Ainda estamos testemunhando a dramática situação no Rio Grande Sul, sem saber quando algo do gênero poderá se repetir, guardadas as devidas proporções, em outras unidades federativas brasileiras. Nos estados do Espírito Santo e do Rio de Janeiro, por exemplo, são recorrentes os problemas de alagamentos e prejuízos provocados por fortes chuvas.
Nesse sentido, o artigo do colunista Bernardo Mello Franco, publicado no jornal O Globo, em 8 de maio, é capaz de provocar reflexões necessárias. Em síntese, o jornalista defende que “é preciso, sim, politizar a tragédia climática”. Afinal, enfatiza Mello Franco, “escolhas políticas estão na origem da emergência climática”.

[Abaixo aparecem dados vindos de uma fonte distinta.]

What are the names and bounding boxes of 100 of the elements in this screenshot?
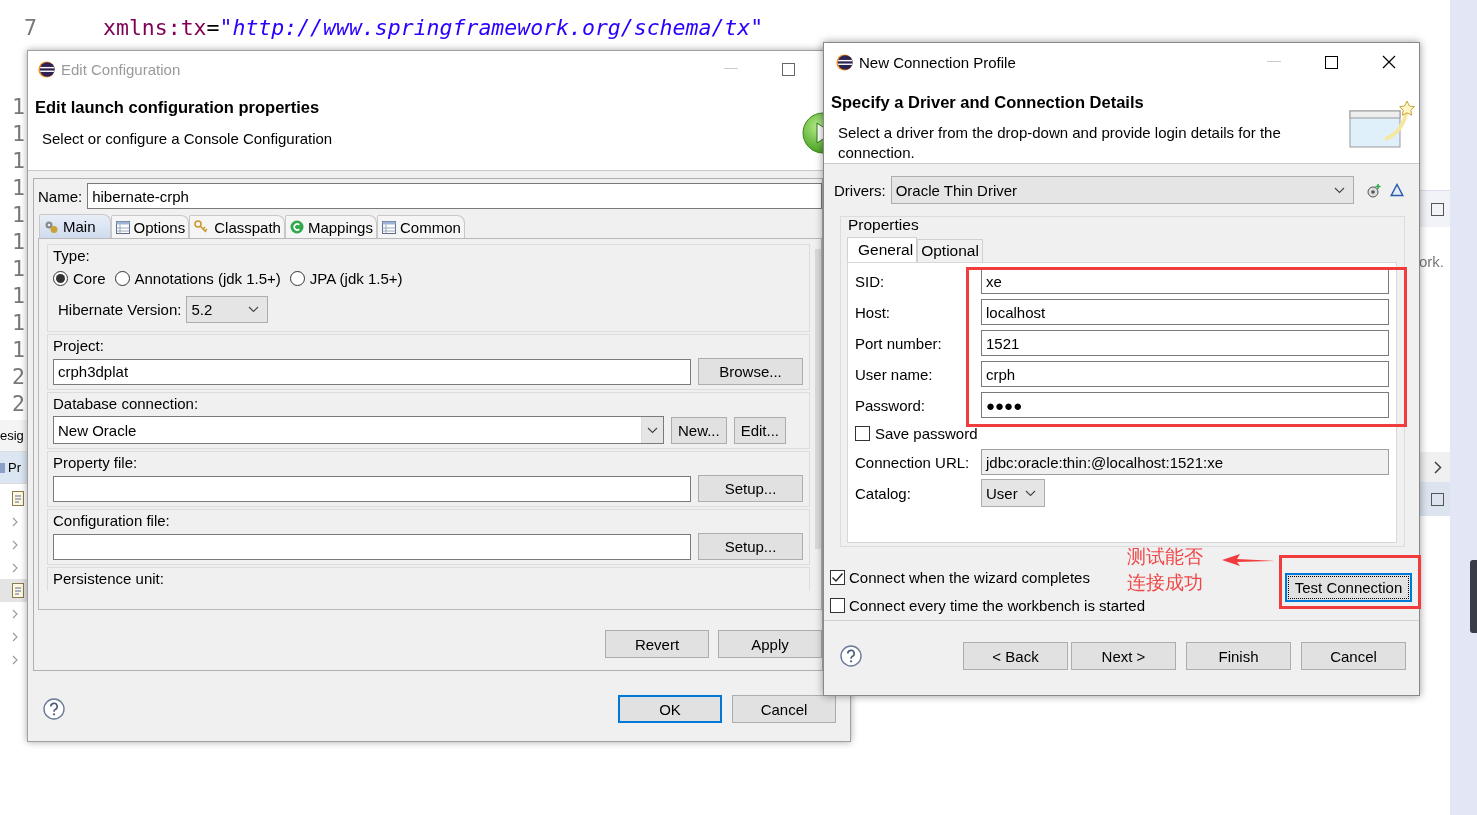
triangle-icon[interactable] [1389,183,1404,197]
chevron-right-icon[interactable] [1434,460,1442,474]
help-icon[interactable] [43,698,65,720]
window-title: Edit Configuration [61,60,181,78]
field-label: Hibernate Version: [58,301,182,318]
panel-text: ork. [1419,253,1445,270]
package-icon [0,460,6,475]
group-label: Persistence unit: [53,570,165,587]
radio-button[interactable] [53,271,68,286]
button[interactable]: Edit... [733,416,786,444]
input-field[interactable]: localhost [981,299,1389,325]
field-label: Password: [855,396,927,414]
group-label: Project: [53,337,105,354]
connection-dropdown[interactable]: New Oracle [53,416,664,444]
annotation-text: 测试能否 [1127,545,1203,568]
button[interactable]: Revert [605,630,709,658]
driver-dropdown[interactable]: Oracle Thin Driver [890,176,1354,204]
tab[interactable]: Main [39,214,111,238]
file-icon[interactable] [12,491,25,506]
tab[interactable]: Mappings [284,215,377,238]
button[interactable]: < Back [963,642,1068,670]
input-field[interactable]: ●●●● [981,392,1389,418]
radio-label[interactable]: JPA (jdk 1.5+) [309,270,403,287]
scroll-handle[interactable] [1470,560,1477,633]
file-icon[interactable] [12,583,25,598]
chevron-down-icon[interactable] [646,426,658,434]
logo-icon [836,53,853,71]
line-number: 1 [12,229,25,256]
field-label: SID: [855,272,886,290]
chevron-down-icon[interactable] [1333,186,1345,194]
circle-icon [289,220,304,234]
line-number: 1 [12,337,25,364]
input-field[interactable] [53,533,691,560]
version-dropdown[interactable]: 5.2 [186,296,269,323]
maximize-icon[interactable] [1325,55,1338,69]
group-label: Type: [53,247,91,264]
field-label: Catalog: [855,484,912,502]
annotation-text: 连接成功 [1127,571,1203,594]
view-tab[interactable]: esig [0,420,27,452]
catalog-dropdown[interactable]: User [981,479,1045,507]
button[interactable]: Browse... [698,358,803,385]
line-number: 1 [12,283,25,310]
maximize-icon[interactable] [1431,202,1444,216]
checkbox[interactable] [830,570,845,585]
button[interactable]: Cancel [1301,642,1406,670]
input-field[interactable]: 1521 [981,330,1389,356]
key-icon [194,220,211,234]
input-field[interactable]: crph [981,361,1389,387]
url-field[interactable]: jdbc:oracle:thin:@localhost:1521:xe [981,449,1389,475]
field-label: Connection URL: [855,453,971,471]
input-field[interactable] [53,475,691,502]
checkbox-label[interactable]: Connect when the wizard completes [849,569,1090,586]
input-field[interactable]: crph3dplat [53,358,691,385]
checkbox-label[interactable]: Save password [875,425,978,442]
dialog-heading: Edit launch configuration properties [35,98,321,117]
table-icon [115,220,130,234]
gear-plus-icon[interactable] [1366,182,1382,198]
close-icon[interactable] [1382,55,1396,69]
checkbox-label[interactable]: Connect every time the workbench is started [849,597,1145,614]
view-tab[interactable]: Pr [0,452,27,484]
button[interactable]: Next > [1071,642,1176,670]
radio-button[interactable] [289,271,305,286]
line-number: 1 [12,175,25,202]
name-field[interactable]: hibernate-crph [87,183,822,209]
tab[interactable]: Common [376,215,465,238]
chevron-down-icon[interactable] [248,306,260,313]
table-icon [381,220,396,234]
line-number: 2 [12,364,25,391]
radio-label[interactable]: Annotations (jdk 1.5+) [134,270,281,287]
button[interactable]: New... [670,416,727,444]
logo-icon [38,60,55,78]
tab[interactable]: Options [110,215,190,238]
button[interactable]: Apply [718,630,822,658]
tab[interactable]: Classpath [189,215,285,238]
group-label: Configuration file: [53,512,171,529]
field-label: User name: [855,365,934,383]
line-number: 7 [23,15,37,40]
tab[interactable]: General [847,237,918,262]
gears-icon [44,219,59,234]
dialog-heading: Specify a Driver and Connection Details [831,93,1145,112]
button[interactable]: Setup... [698,475,803,502]
line-number: 1 [12,94,25,121]
button[interactable]: Finish [1186,642,1291,670]
radio-label[interactable]: Core [73,270,106,287]
button[interactable]: OK [618,695,722,723]
dialog-description: Select or configure a Console Configuration [41,130,334,147]
checkbox[interactable] [855,426,870,441]
field-label: Port number: [855,334,943,352]
line-number: 1 [12,148,25,175]
test-connection-button[interactable]: Test Connection [1285,573,1412,602]
radio-button[interactable] [114,271,130,286]
tab[interactable]: Optional [917,239,983,262]
field-label: Name: [38,187,83,205]
group-label: Database connection: [53,395,200,412]
chevron-down-icon[interactable] [1025,489,1036,497]
button[interactable]: Setup... [698,533,803,560]
help-icon[interactable] [840,645,862,667]
checkbox[interactable] [830,598,845,613]
button[interactable]: Cancel [732,695,836,723]
input-field[interactable]: xe [981,268,1389,294]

Restam poucas dúvidas de que o negacionismo climático precisa ser combatido, pois, segundo o jornalista, “governantes que não investem em prevenção contribuem para ampliar os desastres”. A atual gestão da cidade de Porto Alegre é citada no artigo como um exemplo a não ser seguido.
Em relação ao governador gaúcho, Mello Franco mostrou que ele “patrocinou o desmonte da legislação ambiental do estado”. O jornalista completou dizendo que, “aprovadas em 2019, as mudanças afrouxaram as regras de licenciamento, liberaram o corte de árvores nativas, reduziram a proteção de rios e nascentes”.
Neste ano de 2024, o governador gaúcho, acrescentou o jornalista, “sancionou outra lei que permitiu a construção de barragens para o agronegócio em áreas de proteção permanente”. Não se trata de uma obra isolada, de acordo com Mello Franco, porque “o descaso com os riscos climáticos se estende à bancada federal do Rio Grande do Sul”.
Em entrevista à emissora alemã DW, no dia 7 de maio, o climatologista Carlos Nobre tratou do desafio de preparar as cidades brasileiras para os eventos climáticos extremos. Ele estimou que três milhões de pessoas teriam que ser retiradas de áreas de risco. “Aumentar a resiliência e ter uma política de adaptação às mudanças climáticas é um investimento de centenas de bilhões de reais”, afirmou o cientista.
O momento requer coesão nacional para a organização de ações que reduzam o sofrimento no Rio Grande do Sul. No entanto, reconheceu Mello Franco, “medidas emergenciais não evitarão novos eventos extremos”. A saída passa pela elevação da qualidade da política brasileira, afinal, projetos que prestigiam ações de desproteção ambiental tramitam no Congresso Nacional.
Saberemos, como sociedade, tirar lições valiosas da catástrofe no Rio Grande do Sul? Haverá mudanças de mentalidades na política e na condução de negócios? Ciclos extrativistas predatórios marcaram o processo de colonização do nosso território. Segundo Darcy Ribeiro, no livro ‘O povo brasileiro’ (1995), a metáfora dos “moinhos de gastar gente” se aplica muito bem ao nosso processo histórico.
Devemos reconhecer que estamos enfrentando, em escala planetária e com repercussões regionais distintas, o risco existencial provocado pela emergência climática. Para quem tiver um maior interesse no assunto, recomendo o livro “O decênio decisivo”, do professor Luiz Marques, editado pela Elefante, em 2023. Está mais do que na hora de fundarmos uma sociedade protetora do ser humano.